Не стану вмешиваться ни в чьи отношения, мне вредно волноваться, как заявил доктор. Буду наблюдать за всеми издалека. Как часовой с вышки. Я усмехнулся, зная, что это все равно невыполнимо. Я создан таким, что мне суждено всегда путаться у всех под ногами, как бестолковому щенку, хочу этого или нет. И взрослой собакой не быть.

— Он тебя часа через полтора будет на Крутицком Подворье ждать, — продолжил Заболотный. — Я-то не смогу поехать, а ты слетай. Думаю, Евгению Федоровну можно одну оставить, ничего страшного не случится. И напомни ему, что в два часа у нас важная встреча с Котюковым.

— Кто такой Котюков?

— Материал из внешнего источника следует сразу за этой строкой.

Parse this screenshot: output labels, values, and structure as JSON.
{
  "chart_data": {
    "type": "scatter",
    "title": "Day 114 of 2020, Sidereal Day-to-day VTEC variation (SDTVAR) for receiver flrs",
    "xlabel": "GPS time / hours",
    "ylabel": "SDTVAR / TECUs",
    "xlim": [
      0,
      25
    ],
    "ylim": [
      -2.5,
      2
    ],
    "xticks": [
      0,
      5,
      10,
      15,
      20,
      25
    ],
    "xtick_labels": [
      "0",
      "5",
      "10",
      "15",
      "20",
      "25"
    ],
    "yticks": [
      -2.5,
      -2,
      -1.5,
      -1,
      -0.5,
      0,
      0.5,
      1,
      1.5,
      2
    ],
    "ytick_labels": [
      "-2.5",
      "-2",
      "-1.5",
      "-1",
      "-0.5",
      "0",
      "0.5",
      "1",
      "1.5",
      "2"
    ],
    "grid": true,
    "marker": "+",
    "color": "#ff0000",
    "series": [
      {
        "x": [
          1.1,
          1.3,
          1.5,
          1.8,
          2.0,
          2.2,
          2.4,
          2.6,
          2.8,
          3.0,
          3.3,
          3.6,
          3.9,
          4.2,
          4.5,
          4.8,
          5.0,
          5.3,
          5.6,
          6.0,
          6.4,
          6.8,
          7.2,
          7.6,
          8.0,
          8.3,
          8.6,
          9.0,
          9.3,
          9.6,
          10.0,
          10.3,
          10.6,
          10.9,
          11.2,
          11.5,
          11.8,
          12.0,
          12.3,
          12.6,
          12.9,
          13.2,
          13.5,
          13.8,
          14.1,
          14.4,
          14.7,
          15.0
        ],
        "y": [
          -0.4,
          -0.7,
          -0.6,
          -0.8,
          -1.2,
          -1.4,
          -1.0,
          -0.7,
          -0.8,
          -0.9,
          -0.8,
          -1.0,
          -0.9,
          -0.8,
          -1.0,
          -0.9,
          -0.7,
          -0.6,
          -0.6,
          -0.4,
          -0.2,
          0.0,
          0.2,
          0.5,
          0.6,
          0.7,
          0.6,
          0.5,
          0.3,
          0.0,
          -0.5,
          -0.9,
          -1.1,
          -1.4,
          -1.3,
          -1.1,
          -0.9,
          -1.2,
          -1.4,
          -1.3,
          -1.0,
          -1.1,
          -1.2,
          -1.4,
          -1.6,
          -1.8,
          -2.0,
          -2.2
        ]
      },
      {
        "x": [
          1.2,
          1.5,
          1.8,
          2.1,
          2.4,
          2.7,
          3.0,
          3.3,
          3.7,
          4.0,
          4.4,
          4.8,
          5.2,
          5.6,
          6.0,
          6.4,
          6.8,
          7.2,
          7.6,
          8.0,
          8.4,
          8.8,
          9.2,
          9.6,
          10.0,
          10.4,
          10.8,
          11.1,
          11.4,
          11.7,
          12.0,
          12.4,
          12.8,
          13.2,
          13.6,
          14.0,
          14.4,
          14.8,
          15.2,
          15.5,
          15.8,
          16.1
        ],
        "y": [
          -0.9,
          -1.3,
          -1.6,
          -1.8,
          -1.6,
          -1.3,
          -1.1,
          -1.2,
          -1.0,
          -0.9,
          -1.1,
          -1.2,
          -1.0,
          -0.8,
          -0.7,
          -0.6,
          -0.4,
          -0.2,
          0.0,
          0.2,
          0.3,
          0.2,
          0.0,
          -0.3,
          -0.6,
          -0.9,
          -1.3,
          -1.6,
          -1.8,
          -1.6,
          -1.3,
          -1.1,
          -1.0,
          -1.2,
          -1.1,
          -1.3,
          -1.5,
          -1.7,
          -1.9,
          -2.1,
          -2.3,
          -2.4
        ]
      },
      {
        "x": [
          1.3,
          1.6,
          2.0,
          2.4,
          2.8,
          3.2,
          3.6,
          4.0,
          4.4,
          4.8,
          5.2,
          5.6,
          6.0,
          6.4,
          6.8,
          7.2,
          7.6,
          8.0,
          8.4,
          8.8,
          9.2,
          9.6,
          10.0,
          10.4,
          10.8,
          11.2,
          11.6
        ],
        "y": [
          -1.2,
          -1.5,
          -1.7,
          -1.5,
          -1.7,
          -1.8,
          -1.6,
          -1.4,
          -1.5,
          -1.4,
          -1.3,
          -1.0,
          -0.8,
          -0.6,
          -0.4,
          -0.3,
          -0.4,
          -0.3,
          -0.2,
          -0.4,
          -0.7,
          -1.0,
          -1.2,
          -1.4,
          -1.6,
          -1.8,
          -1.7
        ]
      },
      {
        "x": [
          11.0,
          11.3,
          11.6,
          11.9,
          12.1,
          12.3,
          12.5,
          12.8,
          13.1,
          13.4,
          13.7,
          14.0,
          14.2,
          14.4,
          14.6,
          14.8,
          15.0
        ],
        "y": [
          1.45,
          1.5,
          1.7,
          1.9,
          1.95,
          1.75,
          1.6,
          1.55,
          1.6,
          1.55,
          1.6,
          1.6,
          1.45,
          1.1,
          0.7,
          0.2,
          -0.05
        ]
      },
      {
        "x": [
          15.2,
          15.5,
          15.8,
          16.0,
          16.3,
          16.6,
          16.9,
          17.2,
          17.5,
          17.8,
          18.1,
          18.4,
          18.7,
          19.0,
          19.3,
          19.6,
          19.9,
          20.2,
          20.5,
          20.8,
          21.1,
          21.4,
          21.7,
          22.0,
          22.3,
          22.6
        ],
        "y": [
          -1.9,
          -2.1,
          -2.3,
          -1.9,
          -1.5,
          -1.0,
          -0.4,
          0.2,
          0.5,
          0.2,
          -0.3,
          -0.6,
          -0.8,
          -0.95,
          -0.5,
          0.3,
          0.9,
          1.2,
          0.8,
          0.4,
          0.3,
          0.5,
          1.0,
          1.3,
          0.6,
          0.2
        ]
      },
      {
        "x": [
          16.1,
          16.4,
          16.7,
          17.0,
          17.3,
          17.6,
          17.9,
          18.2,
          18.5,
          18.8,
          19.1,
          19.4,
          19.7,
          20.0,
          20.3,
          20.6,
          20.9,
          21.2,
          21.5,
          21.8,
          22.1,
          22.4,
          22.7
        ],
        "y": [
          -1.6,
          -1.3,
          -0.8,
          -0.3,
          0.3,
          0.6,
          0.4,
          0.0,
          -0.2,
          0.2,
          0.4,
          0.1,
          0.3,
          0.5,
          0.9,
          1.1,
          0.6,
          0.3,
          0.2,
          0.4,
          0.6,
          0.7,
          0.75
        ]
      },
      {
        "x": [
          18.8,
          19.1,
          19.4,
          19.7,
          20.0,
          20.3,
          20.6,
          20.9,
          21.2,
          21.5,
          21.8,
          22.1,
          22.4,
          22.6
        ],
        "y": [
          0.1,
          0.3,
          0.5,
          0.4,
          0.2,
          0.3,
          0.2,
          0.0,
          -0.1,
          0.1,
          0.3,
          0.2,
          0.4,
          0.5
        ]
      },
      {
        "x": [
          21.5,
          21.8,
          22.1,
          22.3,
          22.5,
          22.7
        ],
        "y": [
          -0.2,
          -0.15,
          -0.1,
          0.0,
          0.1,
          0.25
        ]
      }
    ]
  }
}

И что мне делать на Крутицком Подворье?

Мишаня снисходительно похлопал меня по плечу.

— Котюков Филипп Данилович — фигура исключительная во всех отношениях, ты его, разумеется, не знаешь, и знать не можешь, поскольку не сидел ни в мордовских, ни в воркутинских лагерях, а что такое «крытая» или «пересыльная» только догадываешься. Но это у него всё в прошлом, три или четыре срока за мочилово, не считая мелких отсидок, пары побегов. А сейчас у Филиппка своя фирма по недвижимости. Авторитетный дядюка, на самом верху связи. В мэрию дверь ногой открывает, но теперь с градоначальником у него вроде бы отношения разладились. Только Котюкова не съесть, пробовали уже — зубы пообломали. Человек жесткий, волевой, решительный, хватка у него дай Бог! И твердо стоит за русские интересы. Не знаю, какой уж там он православный, но поговорить есть о чем. Может быть, и столкуемся. Между прочим, он с нашим атаманом Колдобиным в дружбанах, там в ставке я с ним и познакомился. Упустить такого матерого лося грех, это шанец.

— Ясно. А с Крутицким Подворьем что?

— Там узнаешь, сюрпризец, — буркнул, подмигнув мне, Мишаня. Но, не выдержав, добавил: — Девице одной помощь требуется. А теперь в аптеку беги.